Some copper 2 sulphate pentahydrate was heated at 120°c with the following result:
Weight of crucible=10.00g
Weight of crucible+CuSo4•5H2O=14.98
Weight of crucible+Residue=13.54g
How many molecule of water of crystalization were lost((H=1,Cu=63.5,O=15,S=32)

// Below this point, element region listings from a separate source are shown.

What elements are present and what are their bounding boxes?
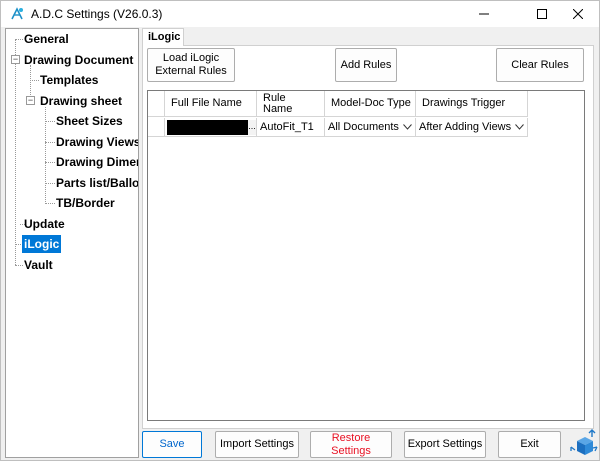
settings-tree[interactable]: − − General Drawing Document Templates D… xyxy=(5,28,139,458)
close-icon xyxy=(573,9,583,19)
app-logo-icon xyxy=(11,7,23,20)
clear-rules-button[interactable]: Clear Rules xyxy=(496,48,584,82)
rule-name-cell[interactable]: AutoFit_T1 xyxy=(257,118,325,137)
tree-item-drawing-document[interactable]: Drawing Document xyxy=(22,51,135,69)
row-header-corner xyxy=(148,91,165,117)
minimize-icon xyxy=(479,13,489,15)
tree-item-update[interactable]: Update xyxy=(22,215,67,233)
save-button[interactable]: Save xyxy=(142,431,202,458)
title-bar: A.D.C Settings (V26.0.3) xyxy=(1,1,599,27)
load-ilogic-external-rules-button[interactable]: Load iLogic External Rules xyxy=(147,48,235,82)
drawings-trigger-value: After Adding Views xyxy=(419,121,512,133)
close-button[interactable] xyxy=(555,1,600,27)
minimize-button[interactable] xyxy=(461,1,507,27)
table-row: ... xyxy=(165,118,257,137)
restore-settings-button[interactable]: Restore Settings xyxy=(310,431,392,458)
window-title: A.D.C Settings (V26.0.3) xyxy=(31,7,163,21)
column-header-model-doc-type[interactable]: Model-Doc Type xyxy=(325,91,416,117)
column-header-full-file-name[interactable]: Full File Name xyxy=(165,91,257,117)
tree-item-vault[interactable]: Vault xyxy=(22,256,55,274)
add-rules-button[interactable]: Add Rules xyxy=(335,48,397,82)
column-header-drawings-trigger[interactable]: Drawings Trigger xyxy=(416,91,528,117)
tree-item-ilogic[interactable]: iLogic xyxy=(22,235,62,253)
tree-connector xyxy=(15,39,16,265)
tree-item-drawing-dimensions[interactable]: Drawing Dimen xyxy=(54,153,138,171)
settings-window: A.D.C Settings (V26.0.3) − − General Dra… xyxy=(0,0,600,461)
import-settings-button[interactable]: Import Settings xyxy=(215,431,299,458)
model-doc-type-select[interactable]: All Documents xyxy=(325,118,416,137)
cube-logo-icon xyxy=(570,429,598,455)
collapse-drawing-sheet-icon[interactable]: − xyxy=(26,96,35,105)
collapse-drawing-document-icon[interactable]: − xyxy=(11,55,20,64)
tree-item-tb-border[interactable]: TB/Border xyxy=(54,194,117,212)
full-file-name-field[interactable] xyxy=(167,119,249,135)
tree-item-general[interactable]: General xyxy=(22,30,71,48)
row-header[interactable] xyxy=(148,118,165,137)
load-button-label-line2: External Rules xyxy=(155,65,227,77)
tree-item-sheet-sizes[interactable]: Sheet Sizes xyxy=(54,112,125,130)
tab-ilogic[interactable]: iLogic xyxy=(142,28,184,46)
model-doc-type-value: All Documents xyxy=(328,121,399,133)
rules-grid[interactable]: Full File Name Rule Name Model-Doc Type … xyxy=(147,90,585,421)
exit-button[interactable]: Exit xyxy=(498,431,561,458)
tree-item-templates[interactable]: Templates xyxy=(38,71,100,89)
tree-item-drawing-views[interactable]: Drawing Views xyxy=(54,133,138,151)
browse-file-button[interactable]: ... xyxy=(248,119,256,135)
column-header-rule-name[interactable]: Rule Name xyxy=(257,91,325,117)
tree-item-drawing-sheet[interactable]: Drawing sheet xyxy=(38,92,124,110)
export-settings-button[interactable]: Export Settings xyxy=(404,431,486,458)
drawings-trigger-select[interactable]: After Adding Views xyxy=(416,118,528,137)
tree-item-parts-list-balloons[interactable]: Parts list/Balloo xyxy=(54,174,138,192)
load-button-label-line1: Load iLogic xyxy=(162,52,220,64)
chevron-down-icon[interactable] xyxy=(401,120,413,134)
maximize-icon xyxy=(537,9,547,19)
chevron-down-icon[interactable] xyxy=(513,120,525,134)
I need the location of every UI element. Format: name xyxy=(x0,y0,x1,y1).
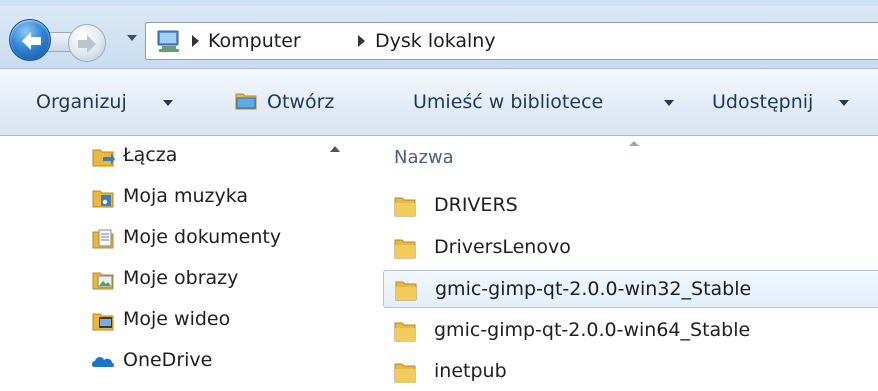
nav-item-label: Moje wideo xyxy=(123,308,231,330)
organize-button[interactable]: Organizuj xyxy=(36,91,127,113)
column-header-name[interactable]: Nazwa xyxy=(394,147,454,168)
breadcrumb-separator-icon[interactable] xyxy=(192,35,199,47)
share-button[interactable]: Udostępnij xyxy=(712,91,813,113)
folder-icon xyxy=(394,197,416,217)
nav-item-onedrive[interactable]: OneDrive xyxy=(90,346,330,380)
back-button[interactable] xyxy=(9,19,51,61)
include-library-dropdown-icon[interactable] xyxy=(664,100,674,106)
pictures-folder-icon xyxy=(92,272,114,290)
folder-icon xyxy=(394,239,416,259)
open-button[interactable]: Otwórz xyxy=(267,91,334,113)
address-bar-row: Komputer Dysk lokalny xyxy=(0,6,878,68)
links-folder-icon xyxy=(92,149,115,167)
breadcrumb-local-disk[interactable]: Dysk lokalny xyxy=(375,30,496,52)
nav-item-links[interactable]: Łącza xyxy=(90,141,330,175)
file-row-drivers[interactable]: DRIVERS xyxy=(383,187,878,225)
scroll-up-arrow-icon[interactable] xyxy=(330,146,340,152)
file-name: gmic-gimp-qt-2.0.0-win64_Stable xyxy=(434,319,751,341)
recent-pages-dropdown-icon[interactable] xyxy=(126,31,138,45)
nav-item-label: Moja muzyka xyxy=(123,185,249,207)
sort-ascending-icon xyxy=(629,141,639,146)
organize-dropdown-icon[interactable] xyxy=(163,100,173,106)
folder-icon xyxy=(394,322,416,342)
nav-item-videos[interactable]: Moje wideo xyxy=(90,305,330,339)
onedrive-cloud-icon xyxy=(92,357,114,367)
breadcrumb-separator-icon[interactable] xyxy=(358,35,365,47)
nav-item-pictures[interactable]: Moje obrazy xyxy=(90,264,330,298)
computer-icon xyxy=(157,30,179,52)
nav-item-label: Łącza xyxy=(123,144,178,166)
breadcrumb-computer[interactable]: Komputer xyxy=(208,30,301,52)
folder-icon xyxy=(394,363,416,383)
nav-item-label: OneDrive xyxy=(123,349,213,371)
file-name: gmic-gimp-qt-2.0.0-win32_Stable xyxy=(435,278,752,300)
file-row-inetpub[interactable]: inetpub xyxy=(383,353,878,391)
forward-arrow-icon xyxy=(78,35,96,53)
nav-item-label: Moje obrazy xyxy=(123,267,239,289)
file-row-gmic-win32[interactable]: gmic-gimp-qt-2.0.0-win32_Stable xyxy=(383,270,878,308)
command-toolbar: Organizuj Otwórz Umieść w bibliotece Udo… xyxy=(0,68,878,136)
file-row-gmic-win64[interactable]: gmic-gimp-qt-2.0.0-win64_Stable xyxy=(383,312,878,350)
nav-item-music[interactable]: Moja muzyka xyxy=(90,182,330,216)
folder-icon xyxy=(395,281,417,301)
nav-item-label: Moje dokumenty xyxy=(123,226,282,248)
documents-folder-icon xyxy=(92,229,114,249)
share-dropdown-icon[interactable] xyxy=(839,100,849,106)
address-bar[interactable]: Komputer Dysk lokalny xyxy=(145,22,878,60)
open-folder-icon xyxy=(235,93,257,110)
file-row-driverslenovo[interactable]: DriversLenovo xyxy=(383,229,878,267)
back-arrow-icon xyxy=(22,32,41,50)
music-folder-icon xyxy=(92,190,114,208)
nav-item-documents[interactable]: Moje dokumenty xyxy=(90,223,330,257)
videos-folder-icon xyxy=(92,313,114,331)
forward-button[interactable] xyxy=(68,24,106,62)
file-name: DRIVERS xyxy=(434,194,518,216)
file-name: DriversLenovo xyxy=(434,236,571,258)
include-in-library-button[interactable]: Umieść w bibliotece xyxy=(413,91,603,113)
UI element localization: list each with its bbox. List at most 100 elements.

First, calculate the weight of CuSO4•5H2O in the original sample:
Weight of CuSO4•5H2O = Weight of crucible+CuSO4•5H2O - Weight of crucible
Weight of CuSO4•5H2O = 14.98g - 10.00g = 4.98g
Next, calculate the weight of residue left after heating:
Weight of residue = Weight of crucible+Residue - Weight of crucible
Weight of residue = 13.54g - 10.00g = 3.54g
The weight difference between the original CuSO4•5H2O and the residue is due to the loss of water molecules during heating:
Weight of lost water = Weight of CuSO4•5H2O - Weight of residue
Weight of lost water = 4.98g - 3.54g = 1.44g
Now, calculate the number of moles of lost water molecules:
Molar mass of H2O = 2(1g/mol) + 15.999g/mol = 18.015g/mol
Number of moles of lost water = Weight of lost water / Molar mass of H2O
Number of moles of lost water = 1.44g / 18.015g/mol = 0.0799 mol
Since the formula of CuSO4•5H2O contains 5 water molecules per one formula unit, the number of lost water molecules is:
Number of lost water molecules = 0.0799 mol * 5 = 0.3995 mol
Convert the number of moles to molecules by multiplying by Avogadro's number (6.022 x 10^23 molecules/mol):
Number of lost water molecules = 0.3995 mol * 6.022 x 10^23 molecules/mol = 2.40 x 10^23 water molecules
Therefore, approximately 2.40 x 10^23 molecules of water of crystallization were lost during the heating process.